Yuri receives numerous awards including:
• New York State Governor’s Award for - Outstanding Asian American (1994)
• Frederick Douglass Award from North Star Fund (1994)
• Charles Bannerman Memorial Fellowship (1994)
• Dean’s Medal from CUNY School of Law, Queens College (1996)
• Japanese American of the Biennium from Japanese American Citizens League (1996)

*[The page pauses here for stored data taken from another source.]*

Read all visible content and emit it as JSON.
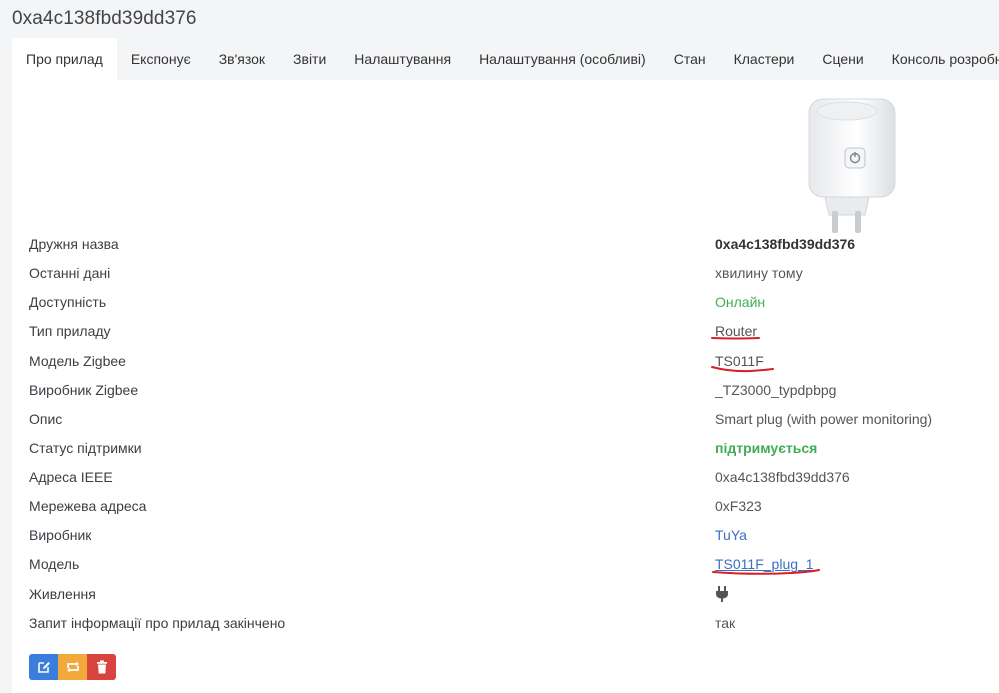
{
  "header": {
    "title": "0xa4c138fbd39dd376"
  },
  "tabs": [
    {
      "label": "Про прилад"
    },
    {
      "label": "Експонує"
    },
    {
      "label": "Зв'язок"
    },
    {
      "label": "Звіти"
    },
    {
      "label": "Налаштування"
    },
    {
      "label": "Налаштування (особливі)"
    },
    {
      "label": "Стан"
    },
    {
      "label": "Кластери"
    },
    {
      "label": "Сцени"
    },
    {
      "label": "Консоль розробника"
    }
  ],
  "info": {
    "friendly_name": {
      "label": "Дружня назва",
      "value": "0xa4c138fbd39dd376"
    },
    "last_seen": {
      "label": "Останні дані",
      "value": "хвилину тому"
    },
    "availability": {
      "label": "Доступність",
      "value": "Онлайн"
    },
    "device_type": {
      "label": "Тип приладу",
      "value": "Router"
    },
    "zigbee_model": {
      "label": "Модель Zigbee",
      "value": "TS011F"
    },
    "zigbee_manufacturer": {
      "label": "Виробник Zigbee",
      "value": "_TZ3000_typdpbpg"
    },
    "description": {
      "label": "Опис",
      "value": "Smart plug (with power monitoring)"
    },
    "support_status": {
      "label": "Статус підтримки",
      "value": "підтримується"
    },
    "ieee_address": {
      "label": "Адреса IEEE",
      "value": "0xa4c138fbd39dd376"
    },
    "network_address": {
      "label": "Мережева адреса",
      "value": "0xF323"
    },
    "manufacturer": {
      "label": "Виробник",
      "value": "TuYa"
    },
    "model": {
      "label": "Модель",
      "value": "TS011F_plug_1"
    },
    "power": {
      "label": "Живлення",
      "icon": "plug-icon"
    },
    "interview_completed": {
      "label": "Запит інформації про прилад закінчено",
      "value": "так"
    }
  },
  "actions": {
    "edit_icon": "edit-icon",
    "reconfigure_icon": "refresh-icon",
    "delete_icon": "trash-icon"
  },
  "colors": {
    "online": "#3fae55",
    "link": "#3a6fc4",
    "annotation": "#d81f26",
    "edit": "#3b7ddd",
    "reconfigure": "#f0a93a",
    "delete": "#d9443f"
  }
}
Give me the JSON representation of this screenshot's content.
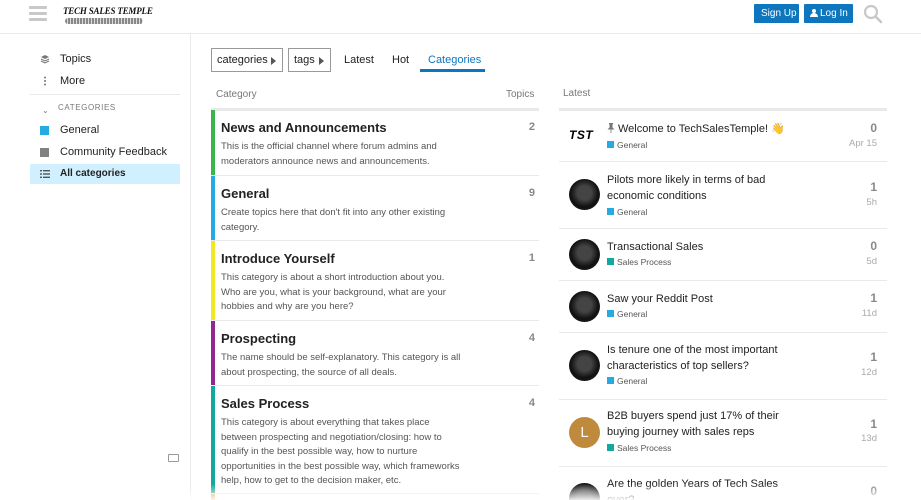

Yuri Kochiyama at a speaking engagement.
1998
The Life and Times of Yuri Kochiyama, as told to Mayumi Nakazawa, is published in Japanese (Bungei Shunju).
1999
Yuri relocates to Oakland, California and continues to organize, speak and work with young activists.
2001
Yuri is featured in “Cool Women” television series directed by Debbie Allen.
2002
Yuri co-founds the Asian Prisoner Support Committee (APSC) in Oakland, California.
2004
Yuri’s memoir, Passing it On: A Memoir by Yuri Kochiyama (2004) wins the Gustavus Myers Center for the Study of Bigotry and Human Rights Outstanding Book Award.
2004
Yuri receives an Honorary Degree from Wesleyan University.
2005
Yuri Kochiyama is nominated for the Nobel Peace Prize as part of the “1,000 Women for the Nobel Peace Prize 2005” Project.
2005
Diane Carol Fujino publishes the biography “Heartbeat of the Struggle: The Revolutionary Life of Yuri Kochiyama” (University of Minnesota).
May 21, 2009
Yuri celebrates her 88th birthday with family and friends in San Francisco.
Yuri Kochiyama surrounded by her family and friends.
June 2010
Yuri receives an Honorary Doctorate Degree from California State University, East Bay.
2011
Blue Scholars release their song, “Yuri Kochiyama.”
June 1, 2014
Yuri becomes an ancestor at the age of 93.